On Friday, August 7, 2015 at 10:59:32 AM UTC-7, Cydrome Leader wrote:
Ed Huntress wrote:
On Thu, 6 Aug 2015 18:07:14 -0700 (PDT), "
wrote:

On Thursday, August 6, 2015 at 3:18:09 PM UTC-4, Cydrome Leader wrote:

Obviously both can and do work. Any ideas on why one might use a silver
solder vs the 50/50 stuff?


Never thought about the fixer eating silver from silver bearing solder.
The guy that made the sink has been making these for decades and knows
what he's doing.

It is true the "factory" solder doesn't match the color of the stainless
at all and is dark grey/nearly black. but it has has in fact lasted what I
suspect to be decades already, and I've seen a bunch of the sinks made by
that company.

There is cracking of the solder in other areas that do not actually get
wet, and I was assured that they can be touched up and reflowed if I'm
familiar with soldering.


So, it's soft-solder.
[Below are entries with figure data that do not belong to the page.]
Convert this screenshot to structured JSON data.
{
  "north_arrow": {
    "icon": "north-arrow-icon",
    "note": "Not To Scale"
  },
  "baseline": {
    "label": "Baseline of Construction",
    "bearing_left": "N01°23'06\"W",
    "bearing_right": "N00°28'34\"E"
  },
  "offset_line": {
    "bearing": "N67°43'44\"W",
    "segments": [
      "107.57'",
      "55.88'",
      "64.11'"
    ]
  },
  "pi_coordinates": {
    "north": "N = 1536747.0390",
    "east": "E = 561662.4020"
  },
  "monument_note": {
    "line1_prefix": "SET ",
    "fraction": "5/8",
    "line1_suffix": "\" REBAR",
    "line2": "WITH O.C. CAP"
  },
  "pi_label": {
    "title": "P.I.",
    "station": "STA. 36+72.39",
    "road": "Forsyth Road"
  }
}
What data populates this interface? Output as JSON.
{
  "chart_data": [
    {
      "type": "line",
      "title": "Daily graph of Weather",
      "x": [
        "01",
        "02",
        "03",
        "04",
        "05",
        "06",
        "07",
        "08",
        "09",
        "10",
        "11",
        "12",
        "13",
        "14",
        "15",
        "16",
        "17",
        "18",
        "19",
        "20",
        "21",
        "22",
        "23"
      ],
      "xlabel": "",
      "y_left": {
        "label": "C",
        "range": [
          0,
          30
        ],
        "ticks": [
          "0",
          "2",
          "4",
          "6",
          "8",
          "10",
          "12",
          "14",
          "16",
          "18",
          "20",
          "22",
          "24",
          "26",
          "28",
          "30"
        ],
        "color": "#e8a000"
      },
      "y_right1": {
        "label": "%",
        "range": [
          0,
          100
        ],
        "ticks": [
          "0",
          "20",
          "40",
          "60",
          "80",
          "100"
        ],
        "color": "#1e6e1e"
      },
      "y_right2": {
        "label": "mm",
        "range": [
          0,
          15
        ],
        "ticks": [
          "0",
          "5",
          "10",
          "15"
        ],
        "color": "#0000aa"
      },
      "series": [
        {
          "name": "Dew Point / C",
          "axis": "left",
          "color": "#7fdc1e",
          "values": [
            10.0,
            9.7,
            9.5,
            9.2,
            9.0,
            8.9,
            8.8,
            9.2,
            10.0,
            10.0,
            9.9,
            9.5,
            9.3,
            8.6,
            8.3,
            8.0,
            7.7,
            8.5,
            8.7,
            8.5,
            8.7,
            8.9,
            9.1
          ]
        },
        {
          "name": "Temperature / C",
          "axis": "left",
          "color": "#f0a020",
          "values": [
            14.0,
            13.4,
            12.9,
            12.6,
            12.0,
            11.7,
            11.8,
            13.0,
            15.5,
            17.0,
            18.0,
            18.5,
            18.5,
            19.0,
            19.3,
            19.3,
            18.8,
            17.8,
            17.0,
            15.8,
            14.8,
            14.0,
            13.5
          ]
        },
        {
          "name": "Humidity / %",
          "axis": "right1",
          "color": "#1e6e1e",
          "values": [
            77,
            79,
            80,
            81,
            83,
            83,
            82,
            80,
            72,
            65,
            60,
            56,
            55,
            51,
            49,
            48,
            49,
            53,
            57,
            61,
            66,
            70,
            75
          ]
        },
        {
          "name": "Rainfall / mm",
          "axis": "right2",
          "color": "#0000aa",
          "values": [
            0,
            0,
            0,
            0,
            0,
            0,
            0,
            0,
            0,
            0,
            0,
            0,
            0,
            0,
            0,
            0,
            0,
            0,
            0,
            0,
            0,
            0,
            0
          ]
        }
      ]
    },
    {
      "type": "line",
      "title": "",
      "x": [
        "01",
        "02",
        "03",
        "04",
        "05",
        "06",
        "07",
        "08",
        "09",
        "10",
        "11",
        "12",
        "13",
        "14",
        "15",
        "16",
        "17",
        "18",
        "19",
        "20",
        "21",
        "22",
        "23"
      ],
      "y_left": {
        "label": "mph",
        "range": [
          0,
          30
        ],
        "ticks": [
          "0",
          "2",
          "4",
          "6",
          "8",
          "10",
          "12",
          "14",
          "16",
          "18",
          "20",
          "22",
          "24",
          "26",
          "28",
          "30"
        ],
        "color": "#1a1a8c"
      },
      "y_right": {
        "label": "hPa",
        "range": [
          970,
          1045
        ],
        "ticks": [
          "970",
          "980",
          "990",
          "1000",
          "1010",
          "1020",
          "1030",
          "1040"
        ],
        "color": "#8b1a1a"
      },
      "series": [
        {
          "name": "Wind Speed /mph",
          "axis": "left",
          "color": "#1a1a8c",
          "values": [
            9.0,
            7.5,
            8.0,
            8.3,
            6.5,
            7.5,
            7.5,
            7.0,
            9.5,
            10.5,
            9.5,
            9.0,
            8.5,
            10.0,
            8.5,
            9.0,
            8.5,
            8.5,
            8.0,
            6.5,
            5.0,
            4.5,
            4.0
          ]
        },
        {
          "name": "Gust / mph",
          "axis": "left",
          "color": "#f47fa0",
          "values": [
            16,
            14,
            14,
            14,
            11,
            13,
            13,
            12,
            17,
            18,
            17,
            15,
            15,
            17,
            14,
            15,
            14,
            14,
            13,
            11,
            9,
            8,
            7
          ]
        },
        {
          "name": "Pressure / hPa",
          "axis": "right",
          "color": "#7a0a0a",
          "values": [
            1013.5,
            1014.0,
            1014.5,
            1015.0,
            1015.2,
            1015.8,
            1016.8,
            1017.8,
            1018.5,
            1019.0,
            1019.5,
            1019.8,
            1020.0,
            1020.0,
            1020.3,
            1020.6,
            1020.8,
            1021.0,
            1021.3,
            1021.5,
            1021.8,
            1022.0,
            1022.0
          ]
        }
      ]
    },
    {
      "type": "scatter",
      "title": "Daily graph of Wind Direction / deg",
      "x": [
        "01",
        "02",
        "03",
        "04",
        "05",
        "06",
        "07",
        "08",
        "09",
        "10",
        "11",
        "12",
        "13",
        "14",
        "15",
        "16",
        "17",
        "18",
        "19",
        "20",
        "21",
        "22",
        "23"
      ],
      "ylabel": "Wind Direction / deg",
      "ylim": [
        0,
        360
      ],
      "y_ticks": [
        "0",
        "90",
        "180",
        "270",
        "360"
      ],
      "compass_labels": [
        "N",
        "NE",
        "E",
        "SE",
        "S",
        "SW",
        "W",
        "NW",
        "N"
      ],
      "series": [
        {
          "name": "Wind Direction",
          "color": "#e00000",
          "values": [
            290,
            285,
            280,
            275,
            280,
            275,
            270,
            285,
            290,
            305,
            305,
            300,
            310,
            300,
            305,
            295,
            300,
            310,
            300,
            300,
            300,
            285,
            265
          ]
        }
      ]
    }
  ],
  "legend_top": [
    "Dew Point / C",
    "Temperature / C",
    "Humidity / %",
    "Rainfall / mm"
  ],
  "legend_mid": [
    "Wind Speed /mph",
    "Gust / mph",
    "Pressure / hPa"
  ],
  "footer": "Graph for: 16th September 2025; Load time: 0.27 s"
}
If you apply flux anywhere that gets wet, it might matter
how you passivate afterward (even stainless is attacked by some photographic
chemicals, if you don't treat the surface - passivate it). Any effective
solder flux will damage the existing passivation.

Oxidizing acid (dilute nitric, or maybe citric) is typically used to passivate stainless steel.